The Drug Controller General of India (DCGI) has introduced several guidelines and regulations, in an effort to maintain and ensure credibility, integrity, safety, well being and quality of clinical trials, some which includes guidelines on approval of clinical trials, CTD, Clinical trial Inspection, registration of clinical trials, CROs, and Ethics Committee’s. It constituted NDAC to review applications of new drugs and clinical trials, introduced prescreening of applications in order to expedite and streamline the process of application by ensuring completeness and has recently made compensation mandatory for injury or deaths during trials and which would increase the number of volunteers and patients going for a trial in India, according to experts.
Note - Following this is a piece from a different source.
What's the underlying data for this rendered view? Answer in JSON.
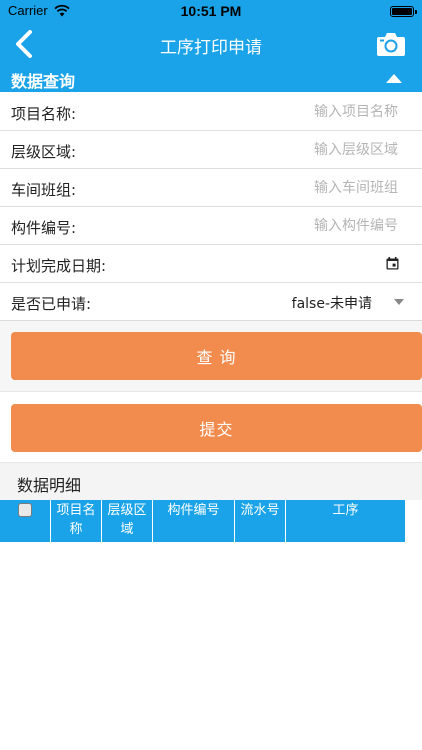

A good quality clinical trial should, address an important question, have the potential to make an actual difference to patients, use the finest available research techniques, generate significant data, be scientifically and ethically sound. Recognition of GCP at the sponsor, CRO and the investigator site will improve the quality of clinical trials and finally leads to the acceptance of clinical trials.As per ISO (International Organization for Standardization) quality is defined as the features and characteristics of a product or service that bear on its ability to satisfy stated or implied needs. In clinical trials, poor quality has much more serious outcomes than discontented customers. Failure to ensure quality in clinical trials can result in undue harm to research participants, invalid data, and consequently, wrong conclusions about the safety and efficacy of the drug being tested. Additionally poor quality is a call for a regulatory inspection.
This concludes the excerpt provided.